Il existe une association en Suisse romande, ABA (Association Boulimie Anorexie), qui peut aider les parents ainsi que les malades.

Question : On dit  que les jeunes actuellement mangent comme ils ont envie de manger, puis se font vomir. Avez-vous entendu parler de cette tendance ?

FN : Oui. Les chiffres que je vous citais tout à l'heure (2 à 3 % des jeunes filles qui se font vomir) ne concernent pas uniquement des jeunes filles boulimiques, mais aussi des personnes qui se font vomir occasionnellement. Ce que l'on voit actuellement dans les jeunes filles qui consultent, ce sont des personnes qui disent : " J'ai une vie tout à fait normale, mais j'ai juste trouvé que les vomissements, c'était facile ". Il y a aussi une sorte de contamination des comportements : l'une raconte à l'autre que c'est une stratégie, puis la pratique se répand.

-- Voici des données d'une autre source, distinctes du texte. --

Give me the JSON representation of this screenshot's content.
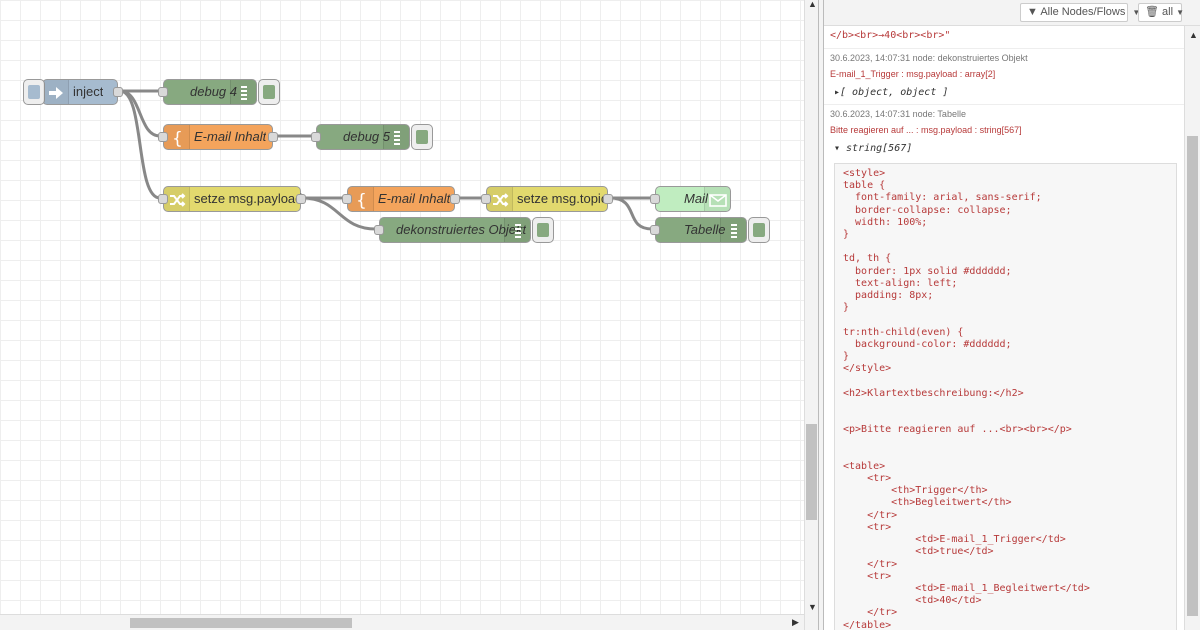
{
  "workspace": {
    "nodes": {
      "inject": {
        "label": "inject",
        "color": "#a6bbcf"
      },
      "debug4": {
        "label": "debug 4",
        "color": "#87a980"
      },
      "email1": {
        "label": "E-mail Inhalt",
        "color": "#f4a45c"
      },
      "debug5": {
        "label": "debug 5",
        "color": "#87a980"
      },
      "setze_payload": {
        "label": "setze msg.payload",
        "color": "#e2d96e"
      },
      "email2": {
        "label": "E-mail Inhalt",
        "color": "#f4a45c"
      },
      "setze_topic": {
        "label": "setze msg.topic",
        "color": "#e2d96e"
      },
      "mail": {
        "label": "Mail",
        "color": "#c0edc0"
      },
      "dekon": {
        "label": "dekonstruiertes Objekt",
        "color": "#87a980"
      },
      "tabelle": {
        "label": "Tabelle",
        "color": "#87a980"
      }
    }
  },
  "sidebar": {
    "filter_label": "Alle Nodes/Flows",
    "clear_label": "all",
    "messages": [
      {
        "value": "</b><br>→40<br><br>\""
      },
      {
        "meta": "30.6.2023, 14:07:31   node: dekonstruiertes Objekt",
        "topic": "E-mail_1_Trigger : msg.payload : array[2]",
        "value": "▸[ object, object ]"
      },
      {
        "meta": "30.6.2023, 14:07:31   node: Tabelle",
        "topic": "Bitte reagieren auf ... : msg.payload : string[567]",
        "value": "▾ string[567]"
      }
    ],
    "code": "<style>\ntable {\n  font-family: arial, sans-serif;\n  border-collapse: collapse;\n  width: 100%;\n}\n\ntd, th {\n  border: 1px solid #dddddd;\n  text-align: left;\n  padding: 8px;\n}\n\ntr:nth-child(even) {\n  background-color: #dddddd;\n}\n</style>\n\n<h2>Klartextbeschreibung:</h2>\n\n\n<p>Bitte reagieren auf ...<br><br></p>\n\n\n<table>\n    <tr>\n        <th>Trigger</th>\n        <th>Begleitwert</th>\n    </tr>\n    <tr>\n            <td>E-mail_1_Trigger</td>\n            <td>true</td>\n    </tr>\n    <tr>\n            <td>E-mail_1_Begleitwert</td>\n            <td>40</td>\n    </tr>\n</table>"
  }
}
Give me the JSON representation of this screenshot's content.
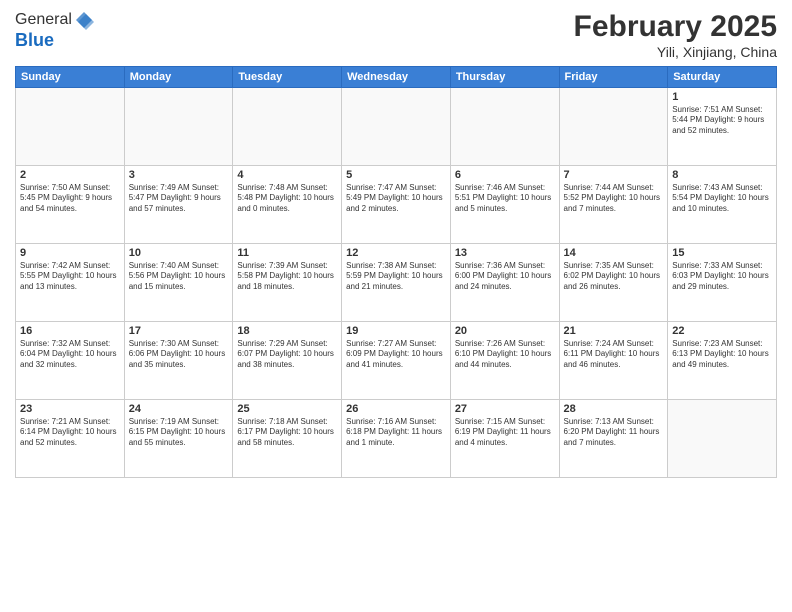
{
  "header": {
    "logo": {
      "line1": "General",
      "line2": "Blue"
    },
    "title": "February 2025",
    "location": "Yili, Xinjiang, China"
  },
  "weekdays": [
    "Sunday",
    "Monday",
    "Tuesday",
    "Wednesday",
    "Thursday",
    "Friday",
    "Saturday"
  ],
  "weeks": [
    [
      {
        "day": "",
        "content": ""
      },
      {
        "day": "",
        "content": ""
      },
      {
        "day": "",
        "content": ""
      },
      {
        "day": "",
        "content": ""
      },
      {
        "day": "",
        "content": ""
      },
      {
        "day": "",
        "content": ""
      },
      {
        "day": "1",
        "content": "Sunrise: 7:51 AM\nSunset: 5:44 PM\nDaylight: 9 hours and 52 minutes."
      }
    ],
    [
      {
        "day": "2",
        "content": "Sunrise: 7:50 AM\nSunset: 5:45 PM\nDaylight: 9 hours and 54 minutes."
      },
      {
        "day": "3",
        "content": "Sunrise: 7:49 AM\nSunset: 5:47 PM\nDaylight: 9 hours and 57 minutes."
      },
      {
        "day": "4",
        "content": "Sunrise: 7:48 AM\nSunset: 5:48 PM\nDaylight: 10 hours and 0 minutes."
      },
      {
        "day": "5",
        "content": "Sunrise: 7:47 AM\nSunset: 5:49 PM\nDaylight: 10 hours and 2 minutes."
      },
      {
        "day": "6",
        "content": "Sunrise: 7:46 AM\nSunset: 5:51 PM\nDaylight: 10 hours and 5 minutes."
      },
      {
        "day": "7",
        "content": "Sunrise: 7:44 AM\nSunset: 5:52 PM\nDaylight: 10 hours and 7 minutes."
      },
      {
        "day": "8",
        "content": "Sunrise: 7:43 AM\nSunset: 5:54 PM\nDaylight: 10 hours and 10 minutes."
      }
    ],
    [
      {
        "day": "9",
        "content": "Sunrise: 7:42 AM\nSunset: 5:55 PM\nDaylight: 10 hours and 13 minutes."
      },
      {
        "day": "10",
        "content": "Sunrise: 7:40 AM\nSunset: 5:56 PM\nDaylight: 10 hours and 15 minutes."
      },
      {
        "day": "11",
        "content": "Sunrise: 7:39 AM\nSunset: 5:58 PM\nDaylight: 10 hours and 18 minutes."
      },
      {
        "day": "12",
        "content": "Sunrise: 7:38 AM\nSunset: 5:59 PM\nDaylight: 10 hours and 21 minutes."
      },
      {
        "day": "13",
        "content": "Sunrise: 7:36 AM\nSunset: 6:00 PM\nDaylight: 10 hours and 24 minutes."
      },
      {
        "day": "14",
        "content": "Sunrise: 7:35 AM\nSunset: 6:02 PM\nDaylight: 10 hours and 26 minutes."
      },
      {
        "day": "15",
        "content": "Sunrise: 7:33 AM\nSunset: 6:03 PM\nDaylight: 10 hours and 29 minutes."
      }
    ],
    [
      {
        "day": "16",
        "content": "Sunrise: 7:32 AM\nSunset: 6:04 PM\nDaylight: 10 hours and 32 minutes."
      },
      {
        "day": "17",
        "content": "Sunrise: 7:30 AM\nSunset: 6:06 PM\nDaylight: 10 hours and 35 minutes."
      },
      {
        "day": "18",
        "content": "Sunrise: 7:29 AM\nSunset: 6:07 PM\nDaylight: 10 hours and 38 minutes."
      },
      {
        "day": "19",
        "content": "Sunrise: 7:27 AM\nSunset: 6:09 PM\nDaylight: 10 hours and 41 minutes."
      },
      {
        "day": "20",
        "content": "Sunrise: 7:26 AM\nSunset: 6:10 PM\nDaylight: 10 hours and 44 minutes."
      },
      {
        "day": "21",
        "content": "Sunrise: 7:24 AM\nSunset: 6:11 PM\nDaylight: 10 hours and 46 minutes."
      },
      {
        "day": "22",
        "content": "Sunrise: 7:23 AM\nSunset: 6:13 PM\nDaylight: 10 hours and 49 minutes."
      }
    ],
    [
      {
        "day": "23",
        "content": "Sunrise: 7:21 AM\nSunset: 6:14 PM\nDaylight: 10 hours and 52 minutes."
      },
      {
        "day": "24",
        "content": "Sunrise: 7:19 AM\nSunset: 6:15 PM\nDaylight: 10 hours and 55 minutes."
      },
      {
        "day": "25",
        "content": "Sunrise: 7:18 AM\nSunset: 6:17 PM\nDaylight: 10 hours and 58 minutes."
      },
      {
        "day": "26",
        "content": "Sunrise: 7:16 AM\nSunset: 6:18 PM\nDaylight: 11 hours and 1 minute."
      },
      {
        "day": "27",
        "content": "Sunrise: 7:15 AM\nSunset: 6:19 PM\nDaylight: 11 hours and 4 minutes."
      },
      {
        "day": "28",
        "content": "Sunrise: 7:13 AM\nSunset: 6:20 PM\nDaylight: 11 hours and 7 minutes."
      },
      {
        "day": "",
        "content": ""
      }
    ]
  ]
}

AP : Pour distinguer ce que vous décrivez de la boulimie, il existe des critères. En effet, pour parler de boulimie, il ne suffit pas de faire des crises boulimiques, car cela toucherait dans certaines populations et certaines classes d'âge jusqu'à 60% des personnes. Il faut en plus que cela soit au moins deux fois par semaine pendant trois mois pour que la maladie soit installée. C'est un comme un toxicomane : une personne qui consommerait de la cocaïne une fois par an n'est pas cocaïnomane. Mais quand c'est deux fois par semaine et toute l'année, on peut parler de dépendance. Il y a un moment où l'on dépasse un seuil pathologique. Le problème par rapport à ces jeunes que vous décrivez et qui valoriseraient les comportements de vomissements, c'est qu'ils se promènent tout près du gouffre et qu'ils pourraient bien tomber.

 Question : L'anorexie et la boulimie sont-elles héréditaires ?

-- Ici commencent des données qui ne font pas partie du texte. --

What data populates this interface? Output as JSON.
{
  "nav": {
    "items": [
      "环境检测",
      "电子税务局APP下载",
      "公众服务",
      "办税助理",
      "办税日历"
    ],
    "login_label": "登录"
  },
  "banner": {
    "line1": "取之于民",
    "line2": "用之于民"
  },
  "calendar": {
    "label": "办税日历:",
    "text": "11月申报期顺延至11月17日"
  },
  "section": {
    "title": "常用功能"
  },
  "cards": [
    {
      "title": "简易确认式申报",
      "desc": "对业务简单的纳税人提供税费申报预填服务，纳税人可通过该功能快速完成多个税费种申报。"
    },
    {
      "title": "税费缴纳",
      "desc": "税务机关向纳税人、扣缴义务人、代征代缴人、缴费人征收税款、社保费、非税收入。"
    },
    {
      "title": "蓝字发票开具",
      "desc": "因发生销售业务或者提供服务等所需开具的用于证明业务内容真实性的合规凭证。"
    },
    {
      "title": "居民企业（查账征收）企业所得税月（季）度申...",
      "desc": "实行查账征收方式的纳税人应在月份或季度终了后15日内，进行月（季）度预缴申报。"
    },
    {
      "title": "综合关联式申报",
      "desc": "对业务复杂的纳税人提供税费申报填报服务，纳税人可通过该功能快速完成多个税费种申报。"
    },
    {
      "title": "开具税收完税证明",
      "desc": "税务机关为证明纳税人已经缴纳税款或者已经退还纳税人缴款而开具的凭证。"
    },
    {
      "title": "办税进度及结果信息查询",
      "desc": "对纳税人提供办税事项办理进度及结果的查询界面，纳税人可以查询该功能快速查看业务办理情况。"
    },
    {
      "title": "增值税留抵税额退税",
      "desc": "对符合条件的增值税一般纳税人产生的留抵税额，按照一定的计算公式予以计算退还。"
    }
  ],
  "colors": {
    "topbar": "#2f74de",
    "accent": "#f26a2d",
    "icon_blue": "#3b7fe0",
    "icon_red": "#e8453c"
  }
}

AP : J'ai récemment eu en traitement une dame, médecin par ailleurs, d'une cinquantaine d'années, qui avait eu une fille dans une phase d'amélioration de son trouble anorexique puis qui avait remaigri (car, pour devenir parent, il faut un certain poids, un indice de masse corporel suffisant) qui était anorexique depuis 30 ans. Je faisais les entretiens de famille où c'était la fille qui était la famille de la patiente. La situation n'est pas si différente. Dans ce cas, l'anorexie de la mère avait eu une valeur préventive : la jeune fille n'avait absolument pas envie de faire comme sa mère.

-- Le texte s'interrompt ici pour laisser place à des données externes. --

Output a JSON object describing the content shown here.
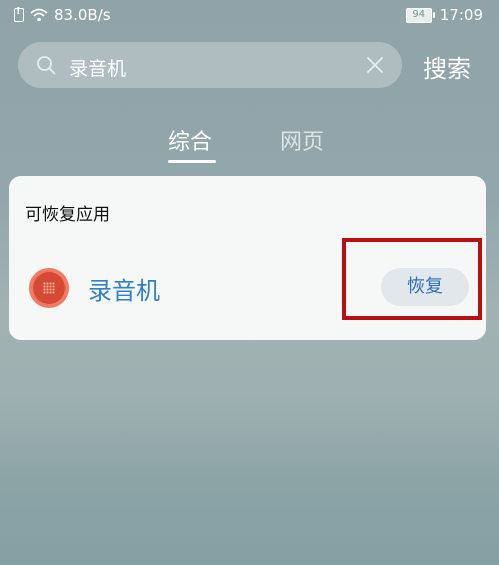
{
  "status_bar": {
    "network_speed": "83.0B/s",
    "battery_level": "94",
    "time": "17:09"
  },
  "search": {
    "query": "录音机",
    "submit_label": "搜索"
  },
  "tabs": [
    {
      "label": "综合",
      "active": true
    },
    {
      "label": "网页",
      "active": false
    }
  ],
  "card": {
    "title": "可恢复应用",
    "app": {
      "name": "录音机",
      "action_label": "恢复"
    }
  },
  "colors": {
    "accent_blue": "#2f7fd0",
    "highlight_red": "#b80f13"
  }
}
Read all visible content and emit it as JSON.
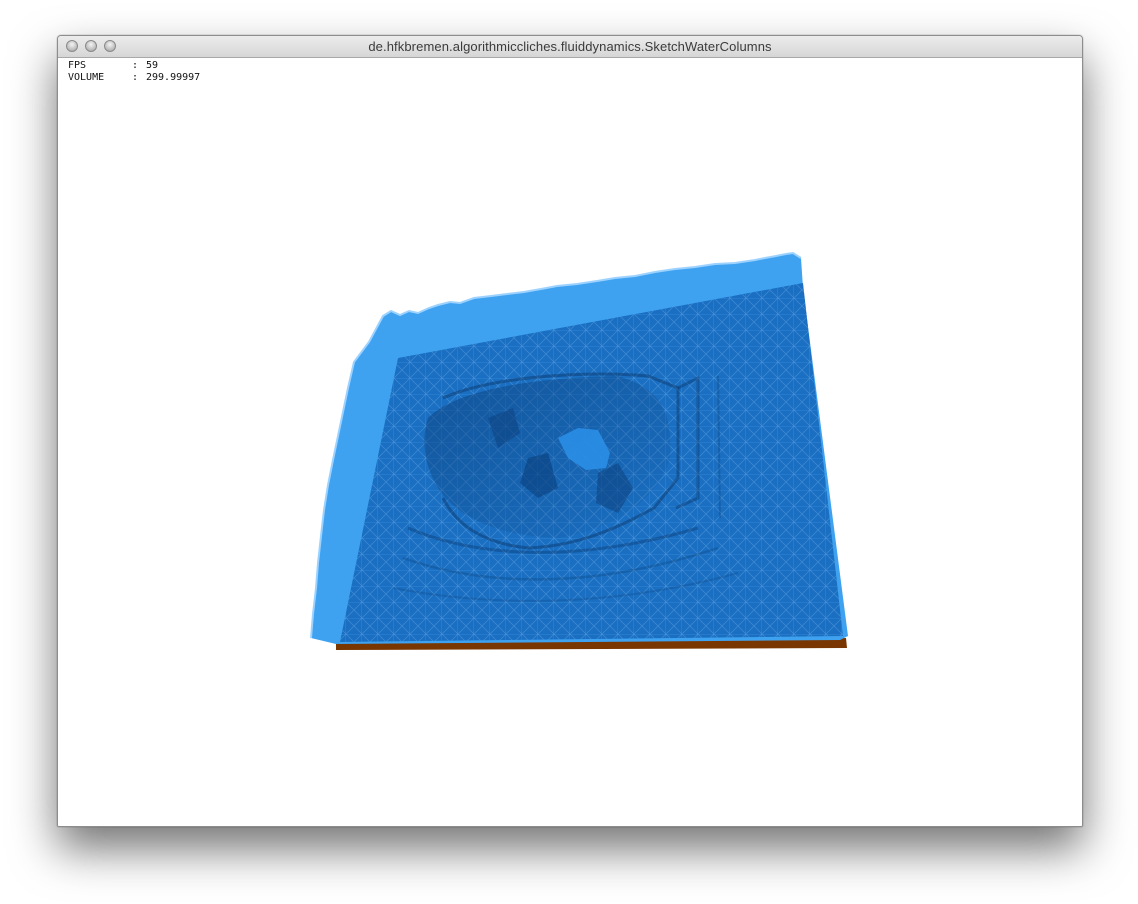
{
  "window": {
    "title": "de.hfkbremen.algorithmiccliches.fluiddynamics.SketchWaterColumns"
  },
  "stats": [
    {
      "label": "FPS",
      "separator": ":",
      "value": "59"
    },
    {
      "label": "VOLUME",
      "separator": ":",
      "value": "299.99997"
    }
  ],
  "scene": {
    "water_color": "#2a8ee6",
    "water_deep_color": "#1a6fc2",
    "water_edge_color": "#3ea2f0",
    "ground_color": "#7a3600",
    "highlight_color": "#9dd2ff"
  }
}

FN : Il faut se garder de penser que la boulimie ou l'anorexie sont des maladies héréditaires. Je pense qu'effectivement dans les familles des jeunes filles qui font des anorexies il y a plus souvent que dans les autres familles des ascendants ou des collatéraux qui ont été confrontés à cette maladie-là. Je peux vous dire aussi que je connais, ce sont des cas individuels, bien sûr, trois jeunes anorexiques qui sont devenues des parents et pour les enfants desquelles cela se passe très bien. C'est aussi dû au fait qu'elles ne sont pas toutes seules face à leurs enfants, et quand cela ne va pas très bien sur le plan de l'alimentation pour elles, leurs conjoints et leurs familles sont là et cela se passe relativement bien pour leurs enfants.